Finally, defendant alone moves for summary judgment on plaintiff’s claim for

“common law invasion of privacy by intrusion.” Amended Complaint at 4. Such a claim

requires an intrusion that “would be highly offensive to a reasonable person.” Hart v. Seven

Resorts Inc., 190 Ariz. 272, 279, 947 P.2d 848, 853 (Ct. App. 1997). Plaintiff does not

respond to defendant’s motion on this claim and we see no evidence in the record to support

it. Therefore, we grant defendant’s motion for summary judgment on plaintiff’s invasion of

privacy by intrusion claim.

IT IS THEREFORE ORDERED DENYING plaintiff’s motion of summary

judgment (doc. 68).

IT IS FURTHER ORDERED GRANTING IN PART and DENYING IN PART

defendant’s motion for summary judgment (doc. 70).

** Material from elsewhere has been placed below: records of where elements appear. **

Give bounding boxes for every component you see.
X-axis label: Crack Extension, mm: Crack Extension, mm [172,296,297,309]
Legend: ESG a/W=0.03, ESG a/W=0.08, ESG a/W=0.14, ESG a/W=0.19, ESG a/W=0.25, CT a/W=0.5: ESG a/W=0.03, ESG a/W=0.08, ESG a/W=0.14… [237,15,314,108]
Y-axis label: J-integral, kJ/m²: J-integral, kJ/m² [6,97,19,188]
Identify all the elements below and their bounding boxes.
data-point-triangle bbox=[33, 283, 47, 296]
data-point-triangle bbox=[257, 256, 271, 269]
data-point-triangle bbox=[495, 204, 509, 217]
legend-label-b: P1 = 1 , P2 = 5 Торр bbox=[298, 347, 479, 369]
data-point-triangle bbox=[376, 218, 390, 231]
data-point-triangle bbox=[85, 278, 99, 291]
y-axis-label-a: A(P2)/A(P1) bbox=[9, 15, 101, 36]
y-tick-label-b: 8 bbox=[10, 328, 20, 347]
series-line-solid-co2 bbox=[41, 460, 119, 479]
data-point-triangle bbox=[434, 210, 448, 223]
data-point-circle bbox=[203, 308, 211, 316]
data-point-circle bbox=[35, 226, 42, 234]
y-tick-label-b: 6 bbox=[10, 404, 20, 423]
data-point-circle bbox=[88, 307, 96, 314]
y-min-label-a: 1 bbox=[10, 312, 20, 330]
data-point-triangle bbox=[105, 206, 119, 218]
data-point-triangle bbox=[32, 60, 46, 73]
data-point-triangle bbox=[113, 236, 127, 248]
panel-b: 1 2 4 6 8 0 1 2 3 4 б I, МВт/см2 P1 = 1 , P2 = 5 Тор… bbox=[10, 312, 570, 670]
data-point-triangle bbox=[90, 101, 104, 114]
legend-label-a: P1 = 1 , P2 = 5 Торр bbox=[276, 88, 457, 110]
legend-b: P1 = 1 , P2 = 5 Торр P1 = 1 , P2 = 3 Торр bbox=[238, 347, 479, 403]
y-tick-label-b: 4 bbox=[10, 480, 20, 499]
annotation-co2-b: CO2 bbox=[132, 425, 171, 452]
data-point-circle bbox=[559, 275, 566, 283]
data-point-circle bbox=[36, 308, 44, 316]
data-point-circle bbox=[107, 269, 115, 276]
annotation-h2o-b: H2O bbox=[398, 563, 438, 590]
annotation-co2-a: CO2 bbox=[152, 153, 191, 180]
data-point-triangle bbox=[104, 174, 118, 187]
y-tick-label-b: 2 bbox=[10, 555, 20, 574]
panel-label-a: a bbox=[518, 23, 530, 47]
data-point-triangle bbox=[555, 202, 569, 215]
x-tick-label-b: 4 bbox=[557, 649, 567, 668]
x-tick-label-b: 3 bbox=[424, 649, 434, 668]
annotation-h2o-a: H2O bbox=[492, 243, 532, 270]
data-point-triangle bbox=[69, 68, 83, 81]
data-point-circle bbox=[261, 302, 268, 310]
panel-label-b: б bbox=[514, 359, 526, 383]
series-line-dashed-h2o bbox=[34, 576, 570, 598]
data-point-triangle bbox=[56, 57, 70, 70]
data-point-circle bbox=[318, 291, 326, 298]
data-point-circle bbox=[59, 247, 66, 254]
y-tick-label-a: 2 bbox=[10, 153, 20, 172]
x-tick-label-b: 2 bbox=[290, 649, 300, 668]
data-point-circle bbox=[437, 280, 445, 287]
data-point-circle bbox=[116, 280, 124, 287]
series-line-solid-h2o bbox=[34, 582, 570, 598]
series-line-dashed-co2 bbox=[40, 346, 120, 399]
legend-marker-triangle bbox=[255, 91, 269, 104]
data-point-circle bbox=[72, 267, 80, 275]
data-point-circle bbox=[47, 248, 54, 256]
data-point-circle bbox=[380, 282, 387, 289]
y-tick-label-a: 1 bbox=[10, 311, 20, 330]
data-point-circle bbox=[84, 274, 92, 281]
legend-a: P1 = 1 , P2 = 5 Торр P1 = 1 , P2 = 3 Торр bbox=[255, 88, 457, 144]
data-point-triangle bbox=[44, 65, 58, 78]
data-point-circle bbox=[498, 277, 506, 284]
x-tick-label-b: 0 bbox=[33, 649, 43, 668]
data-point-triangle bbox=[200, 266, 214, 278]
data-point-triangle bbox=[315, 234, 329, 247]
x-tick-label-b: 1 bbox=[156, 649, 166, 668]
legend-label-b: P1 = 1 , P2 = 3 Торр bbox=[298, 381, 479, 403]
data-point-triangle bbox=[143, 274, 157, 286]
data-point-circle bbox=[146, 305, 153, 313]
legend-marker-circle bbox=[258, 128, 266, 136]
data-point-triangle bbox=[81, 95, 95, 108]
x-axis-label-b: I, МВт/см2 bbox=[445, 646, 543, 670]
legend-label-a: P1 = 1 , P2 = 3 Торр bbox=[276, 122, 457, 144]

It is granted on plaintiff’s claims under

§ 1692g, § 1692c(b) except with respect to Pamela Mink, § 1692c(c), and his claim for

invasion of privacy. It is denied as to the remaining claims.

The clerk is instructed to change plaintiff’s first name to “Bryon” from “Bryan.”

DATED this 27th day of October, 2009.